Imprisoned at sea
THE MOST surprising thing about this book is the ability of its American author to produce 384 pages of text, charts, illustrations and notes on such an ostensibly narrow theme.
It quickly becomes apparent, however, that there is far more to the history of the early ‘troubles’ in Belfast than indicated by most previous scholarship. Kleinrichert is to be commended for contextualising the internment of IRA suspects on the Argenta prison ship and other holding centres between 1921 and 1926.
The picture of political violence detailed by the author is not only the essential background to the extraordinary story of the Argenta in the 1920s but to the later rounds of rioting, insurgency and repression which ensued.

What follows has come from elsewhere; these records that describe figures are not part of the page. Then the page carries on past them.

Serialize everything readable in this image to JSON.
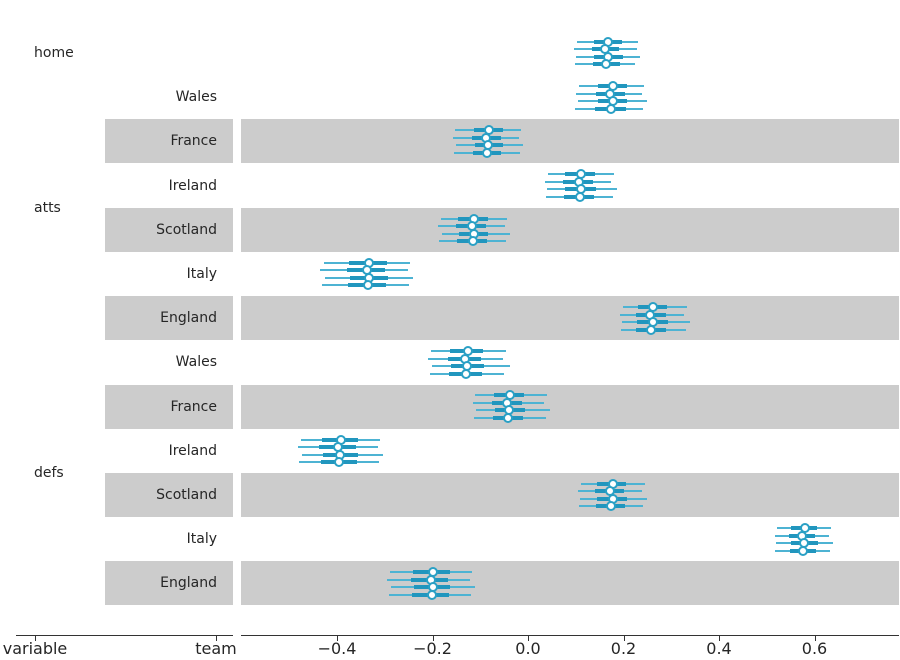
{
  "figure": {
    "background": "#ffffff",
    "band_color": "#cccccc",
    "text_color": "#262626",
    "accent": {
      "interval_thin": "#4db3d3",
      "interval_thick": "#2196be",
      "marker_edge": "#2aa0c5",
      "marker_fill": "#ffffff"
    }
  },
  "axes": {
    "category_axis": {
      "label_variable": "variable",
      "label_team": "team"
    },
    "x_axis": {
      "tick_labels": [
        "−0.4",
        "−0.2",
        "0.0",
        "0.2",
        "0.4",
        "0.6"
      ],
      "tick_values": [
        -0.4,
        -0.2,
        0.0,
        0.2,
        0.4,
        0.6
      ]
    }
  },
  "chart_data": {
    "type": "forest",
    "title": "",
    "xlabel": "",
    "ylabel": "",
    "legend_position": "none",
    "grid": false,
    "n_chains": 4,
    "marker": "open-circle",
    "xlim": [
      -0.6,
      0.78
    ],
    "x_ticks": [
      -0.4,
      -0.2,
      0.0,
      0.2,
      0.4,
      0.6
    ],
    "chain_format": [
      "low",
      "q1",
      "median",
      "q3",
      "high"
    ],
    "groups": [
      {
        "variable": "home",
        "rows": [
          {
            "team": "",
            "chains": [
              [
                0.103,
                0.139,
                0.168,
                0.197,
                0.23
              ],
              [
                0.097,
                0.135,
                0.162,
                0.191,
                0.228
              ],
              [
                0.101,
                0.138,
                0.167,
                0.198,
                0.235
              ],
              [
                0.099,
                0.136,
                0.164,
                0.193,
                0.224
              ]
            ]
          }
        ]
      },
      {
        "variable": "atts",
        "rows": [
          {
            "team": "Wales",
            "chains": [
              [
                0.106,
                0.147,
                0.178,
                0.207,
                0.243
              ],
              [
                0.101,
                0.143,
                0.172,
                0.203,
                0.238
              ],
              [
                0.104,
                0.146,
                0.177,
                0.208,
                0.249
              ],
              [
                0.098,
                0.141,
                0.174,
                0.205,
                0.24
              ]
            ]
          },
          {
            "team": "France",
            "chains": [
              [
                -0.152,
                -0.113,
                -0.082,
                -0.053,
                -0.014
              ],
              [
                -0.157,
                -0.117,
                -0.087,
                -0.057,
                -0.018
              ],
              [
                -0.15,
                -0.112,
                -0.083,
                -0.052,
                -0.01
              ],
              [
                -0.155,
                -0.115,
                -0.085,
                -0.056,
                -0.016
              ]
            ]
          },
          {
            "team": "Ireland",
            "chains": [
              [
                0.041,
                0.078,
                0.11,
                0.14,
                0.18
              ],
              [
                0.036,
                0.074,
                0.106,
                0.136,
                0.174
              ],
              [
                0.04,
                0.077,
                0.111,
                0.142,
                0.186
              ],
              [
                0.038,
                0.075,
                0.108,
                0.138,
                0.178
              ]
            ]
          },
          {
            "team": "Scotland",
            "chains": [
              [
                -0.183,
                -0.146,
                -0.113,
                -0.084,
                -0.044
              ],
              [
                -0.188,
                -0.15,
                -0.118,
                -0.088,
                -0.048
              ],
              [
                -0.181,
                -0.144,
                -0.114,
                -0.083,
                -0.038
              ],
              [
                -0.186,
                -0.148,
                -0.116,
                -0.086,
                -0.046
              ]
            ]
          },
          {
            "team": "Italy",
            "chains": [
              [
                -0.428,
                -0.374,
                -0.332,
                -0.295,
                -0.247
              ],
              [
                -0.436,
                -0.38,
                -0.338,
                -0.3,
                -0.252
              ],
              [
                -0.426,
                -0.372,
                -0.333,
                -0.294,
                -0.241
              ],
              [
                -0.432,
                -0.377,
                -0.336,
                -0.298,
                -0.25
              ]
            ]
          },
          {
            "team": "England",
            "chains": [
              [
                0.198,
                0.23,
                0.262,
                0.292,
                0.332
              ],
              [
                0.193,
                0.226,
                0.256,
                0.288,
                0.326
              ],
              [
                0.197,
                0.229,
                0.261,
                0.293,
                0.339
              ],
              [
                0.195,
                0.227,
                0.258,
                0.29,
                0.33
              ]
            ]
          }
        ]
      },
      {
        "variable": "defs",
        "rows": [
          {
            "team": "Wales",
            "chains": [
              [
                -0.203,
                -0.163,
                -0.126,
                -0.094,
                -0.047
              ],
              [
                -0.209,
                -0.168,
                -0.131,
                -0.098,
                -0.052
              ],
              [
                -0.201,
                -0.161,
                -0.127,
                -0.093,
                -0.038
              ],
              [
                -0.206,
                -0.165,
                -0.129,
                -0.096,
                -0.05
              ]
            ]
          },
          {
            "team": "France",
            "chains": [
              [
                -0.11,
                -0.072,
                -0.038,
                -0.008,
                0.04
              ],
              [
                -0.115,
                -0.076,
                -0.043,
                -0.012,
                0.034
              ],
              [
                -0.108,
                -0.07,
                -0.039,
                -0.007,
                0.046
              ],
              [
                -0.113,
                -0.074,
                -0.041,
                -0.01,
                0.038
              ]
            ]
          },
          {
            "team": "Ireland",
            "chains": [
              [
                -0.476,
                -0.432,
                -0.392,
                -0.357,
                -0.31
              ],
              [
                -0.482,
                -0.437,
                -0.397,
                -0.361,
                -0.315
              ],
              [
                -0.474,
                -0.43,
                -0.393,
                -0.356,
                -0.304
              ],
              [
                -0.479,
                -0.434,
                -0.395,
                -0.359,
                -0.312
              ]
            ]
          },
          {
            "team": "Scotland",
            "chains": [
              [
                0.11,
                0.145,
                0.178,
                0.206,
                0.244
              ],
              [
                0.105,
                0.141,
                0.172,
                0.202,
                0.238
              ],
              [
                0.109,
                0.144,
                0.177,
                0.207,
                0.249
              ],
              [
                0.107,
                0.142,
                0.174,
                0.204,
                0.241
              ]
            ]
          },
          {
            "team": "Italy",
            "chains": [
              [
                0.521,
                0.551,
                0.58,
                0.606,
                0.634
              ],
              [
                0.517,
                0.547,
                0.574,
                0.602,
                0.63
              ],
              [
                0.52,
                0.55,
                0.579,
                0.607,
                0.639
              ],
              [
                0.518,
                0.548,
                0.576,
                0.604,
                0.632
              ]
            ]
          },
          {
            "team": "England",
            "chains": [
              [
                -0.289,
                -0.241,
                -0.199,
                -0.164,
                -0.117
              ],
              [
                -0.295,
                -0.246,
                -0.204,
                -0.168,
                -0.122
              ],
              [
                -0.287,
                -0.239,
                -0.2,
                -0.163,
                -0.111
              ],
              [
                -0.292,
                -0.243,
                -0.202,
                -0.166,
                -0.12
              ]
            ]
          }
        ]
      }
    ]
  }
}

Some of this ground has been recently covered by Jim McDermott’s impressive Northern Divisions, the Old IRA and the Belfast Pogroms, 1920-22 and, indeed, Gerry Adams’ recent publication on Belfast in 1916, but nobody has researched the intriguing prison dimension with Kleinrichert’s thoroughness.
Ample and effective use has been made of prisoner’s memoirs which complement memories with highly evocative contemporaneous reflections. It seems clear that the experience of imprisonment in the aftermath of the 1916 rising and War of Independence (1919-21) transformed the nature of republican resistance ‘behind the wire’ from its raw Fenian character into recognisably modern modes of dissent. IRA internees on the Argenta, for example, recreated a chain of command linked to regional and national headquarters, arranged hunger strikes, clashed with their captors and generally comported themselves in a similar manner to those held on the Maidstone and in Long Kesh in the early 1970s.
A strong element of social history permeates the book which represents a significant addition to the literature of the 1920s.